Formula for Capital Asset Pricing Model is

Risk Free Rate + Beta of the security*(Market Rate - Risk Free rate)

The little practical use or disadvantages of the same can be discussed as below -

a. Risk free rate -

The return of equity is calculated using Risk free rate plus surplus of Market rate over risk free rate multiplied by Beta, Risk free rate changes on a frequent basis which can lead to volatile returns being portrayed.

b. Market rate- It is the sum of dividends paid plus the capital appreciation in terms of share price over a period. The market returns can be negative at any point of time (e.g during slow down, trade wars, depression) leading to improper expected return being calculated. Any returns considered are past data which may not be iterated in future.

c. Borrowing at risk free rate - CAPM model assumes that the borrowings can be made at Rf which si very nominal rate. Corporations are unable to borrow at the same rate as borrowed by Government.
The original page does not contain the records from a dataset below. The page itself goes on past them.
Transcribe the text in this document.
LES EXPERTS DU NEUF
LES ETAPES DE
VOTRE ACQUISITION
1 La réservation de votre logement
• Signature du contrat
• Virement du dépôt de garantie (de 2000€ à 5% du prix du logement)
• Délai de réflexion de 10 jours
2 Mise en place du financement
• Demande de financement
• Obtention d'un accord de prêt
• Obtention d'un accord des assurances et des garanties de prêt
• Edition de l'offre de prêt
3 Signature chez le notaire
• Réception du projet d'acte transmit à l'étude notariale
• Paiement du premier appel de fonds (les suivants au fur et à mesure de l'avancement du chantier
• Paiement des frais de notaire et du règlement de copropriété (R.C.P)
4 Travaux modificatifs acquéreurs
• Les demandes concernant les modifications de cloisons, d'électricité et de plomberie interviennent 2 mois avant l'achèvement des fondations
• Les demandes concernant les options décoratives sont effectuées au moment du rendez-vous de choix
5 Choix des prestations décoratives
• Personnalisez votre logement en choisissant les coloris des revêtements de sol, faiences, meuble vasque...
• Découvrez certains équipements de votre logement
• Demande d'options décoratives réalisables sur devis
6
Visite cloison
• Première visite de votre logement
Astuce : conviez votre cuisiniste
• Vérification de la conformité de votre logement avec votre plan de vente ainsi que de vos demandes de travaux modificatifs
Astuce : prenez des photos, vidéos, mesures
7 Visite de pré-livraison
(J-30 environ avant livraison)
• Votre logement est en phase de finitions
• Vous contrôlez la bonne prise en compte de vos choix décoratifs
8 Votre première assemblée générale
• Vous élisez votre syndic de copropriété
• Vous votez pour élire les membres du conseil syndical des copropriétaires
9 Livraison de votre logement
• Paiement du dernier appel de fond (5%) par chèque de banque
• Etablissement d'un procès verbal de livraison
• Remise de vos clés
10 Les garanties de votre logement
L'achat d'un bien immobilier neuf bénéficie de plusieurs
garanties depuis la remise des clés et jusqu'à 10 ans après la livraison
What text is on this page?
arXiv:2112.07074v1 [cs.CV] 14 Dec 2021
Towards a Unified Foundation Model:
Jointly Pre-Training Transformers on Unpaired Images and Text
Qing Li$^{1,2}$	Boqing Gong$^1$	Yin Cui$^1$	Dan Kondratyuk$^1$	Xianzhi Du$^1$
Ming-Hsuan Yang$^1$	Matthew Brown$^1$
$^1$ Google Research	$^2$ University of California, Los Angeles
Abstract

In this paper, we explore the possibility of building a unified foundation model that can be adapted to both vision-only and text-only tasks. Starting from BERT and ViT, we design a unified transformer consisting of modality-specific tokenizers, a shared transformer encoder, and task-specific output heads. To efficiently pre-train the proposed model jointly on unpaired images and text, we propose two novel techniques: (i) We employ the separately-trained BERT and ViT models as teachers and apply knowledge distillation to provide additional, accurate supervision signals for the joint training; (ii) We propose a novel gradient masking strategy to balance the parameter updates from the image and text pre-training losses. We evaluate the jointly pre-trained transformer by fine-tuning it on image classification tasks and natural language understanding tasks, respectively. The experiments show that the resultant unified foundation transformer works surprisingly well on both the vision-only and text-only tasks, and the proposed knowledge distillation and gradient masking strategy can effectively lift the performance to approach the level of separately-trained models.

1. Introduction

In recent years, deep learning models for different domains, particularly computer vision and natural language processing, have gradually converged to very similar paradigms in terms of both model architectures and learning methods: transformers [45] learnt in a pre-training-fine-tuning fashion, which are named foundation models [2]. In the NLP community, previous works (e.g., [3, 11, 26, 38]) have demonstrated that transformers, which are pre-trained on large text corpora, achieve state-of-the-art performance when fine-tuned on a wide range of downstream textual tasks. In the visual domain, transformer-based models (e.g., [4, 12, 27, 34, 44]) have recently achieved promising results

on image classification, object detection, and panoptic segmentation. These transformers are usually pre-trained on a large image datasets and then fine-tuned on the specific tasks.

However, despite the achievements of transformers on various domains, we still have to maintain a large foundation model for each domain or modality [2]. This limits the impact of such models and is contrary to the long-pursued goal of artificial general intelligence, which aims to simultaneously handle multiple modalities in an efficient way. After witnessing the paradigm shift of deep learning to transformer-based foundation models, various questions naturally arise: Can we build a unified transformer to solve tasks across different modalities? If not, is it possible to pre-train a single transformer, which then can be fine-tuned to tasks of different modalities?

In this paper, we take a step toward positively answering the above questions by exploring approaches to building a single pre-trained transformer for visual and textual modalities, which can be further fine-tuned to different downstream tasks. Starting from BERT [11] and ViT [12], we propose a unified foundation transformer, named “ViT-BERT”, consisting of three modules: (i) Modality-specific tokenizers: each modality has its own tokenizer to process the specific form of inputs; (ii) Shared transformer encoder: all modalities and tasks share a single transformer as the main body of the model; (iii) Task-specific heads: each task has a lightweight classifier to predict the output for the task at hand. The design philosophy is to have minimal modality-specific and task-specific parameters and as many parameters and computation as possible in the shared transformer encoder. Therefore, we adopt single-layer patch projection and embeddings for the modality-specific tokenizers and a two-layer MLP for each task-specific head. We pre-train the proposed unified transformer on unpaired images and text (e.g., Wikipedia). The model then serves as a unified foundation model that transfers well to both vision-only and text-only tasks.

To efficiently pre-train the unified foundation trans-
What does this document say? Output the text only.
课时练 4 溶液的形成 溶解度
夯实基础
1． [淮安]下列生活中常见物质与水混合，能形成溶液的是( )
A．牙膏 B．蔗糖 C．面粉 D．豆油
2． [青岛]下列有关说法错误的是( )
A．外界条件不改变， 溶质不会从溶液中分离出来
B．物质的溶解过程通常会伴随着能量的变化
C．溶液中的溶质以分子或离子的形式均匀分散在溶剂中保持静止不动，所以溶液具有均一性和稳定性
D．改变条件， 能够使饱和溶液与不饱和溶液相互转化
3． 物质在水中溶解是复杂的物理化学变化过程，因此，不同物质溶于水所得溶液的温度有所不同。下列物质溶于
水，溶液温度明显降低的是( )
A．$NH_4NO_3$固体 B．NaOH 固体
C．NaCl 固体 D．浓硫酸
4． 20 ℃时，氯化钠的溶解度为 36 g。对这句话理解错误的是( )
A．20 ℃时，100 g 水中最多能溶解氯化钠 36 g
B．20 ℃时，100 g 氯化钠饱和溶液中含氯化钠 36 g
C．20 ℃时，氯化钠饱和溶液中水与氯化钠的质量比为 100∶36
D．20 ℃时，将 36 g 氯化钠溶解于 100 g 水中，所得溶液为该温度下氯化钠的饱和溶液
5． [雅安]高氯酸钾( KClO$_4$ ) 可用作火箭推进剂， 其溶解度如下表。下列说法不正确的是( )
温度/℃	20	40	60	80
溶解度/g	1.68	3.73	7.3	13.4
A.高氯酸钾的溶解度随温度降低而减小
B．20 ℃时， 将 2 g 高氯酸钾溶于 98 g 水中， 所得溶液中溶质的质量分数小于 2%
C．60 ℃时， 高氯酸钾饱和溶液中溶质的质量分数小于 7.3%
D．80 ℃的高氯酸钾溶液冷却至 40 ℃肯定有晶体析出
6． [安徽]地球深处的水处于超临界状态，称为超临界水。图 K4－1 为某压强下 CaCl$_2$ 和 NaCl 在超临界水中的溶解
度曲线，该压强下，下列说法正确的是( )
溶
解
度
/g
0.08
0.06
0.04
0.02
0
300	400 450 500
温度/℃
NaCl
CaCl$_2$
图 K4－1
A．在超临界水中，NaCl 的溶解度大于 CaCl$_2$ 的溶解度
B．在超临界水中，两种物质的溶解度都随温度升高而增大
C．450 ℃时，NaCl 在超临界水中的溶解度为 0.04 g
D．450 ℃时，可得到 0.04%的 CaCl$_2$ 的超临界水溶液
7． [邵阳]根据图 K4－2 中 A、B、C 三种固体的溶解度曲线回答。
d. Dummy /Proxy Beta - Entities using CAPM to evaluate an investment need to find beta indicative to the project or investment. In many cases, a proxy/dummy beta is required. However, accurately determining the same to properly assess the project is difficult and can affect the reliability of the expected return.

e. Assumption of a perfect market - Model assumes that securities are valued correctly & their returns will plot on to the SML. A perfect capital market assumes the following : no taxes or transaction costs (normally present in form of Gain taxes & brokerages) ; that perfect information is freely available to all investors for decision making that all investors are risk averse, rational and are willing to maximise their own utility; presence of large population of buyers and sellers (which is not possible in case of developing markets where the proportion of stock market players as compared to population is low).

f. Other Misc Factors not considered- Other factors influencing the return of security like inflation sensitivity, dividend payout, are not considered.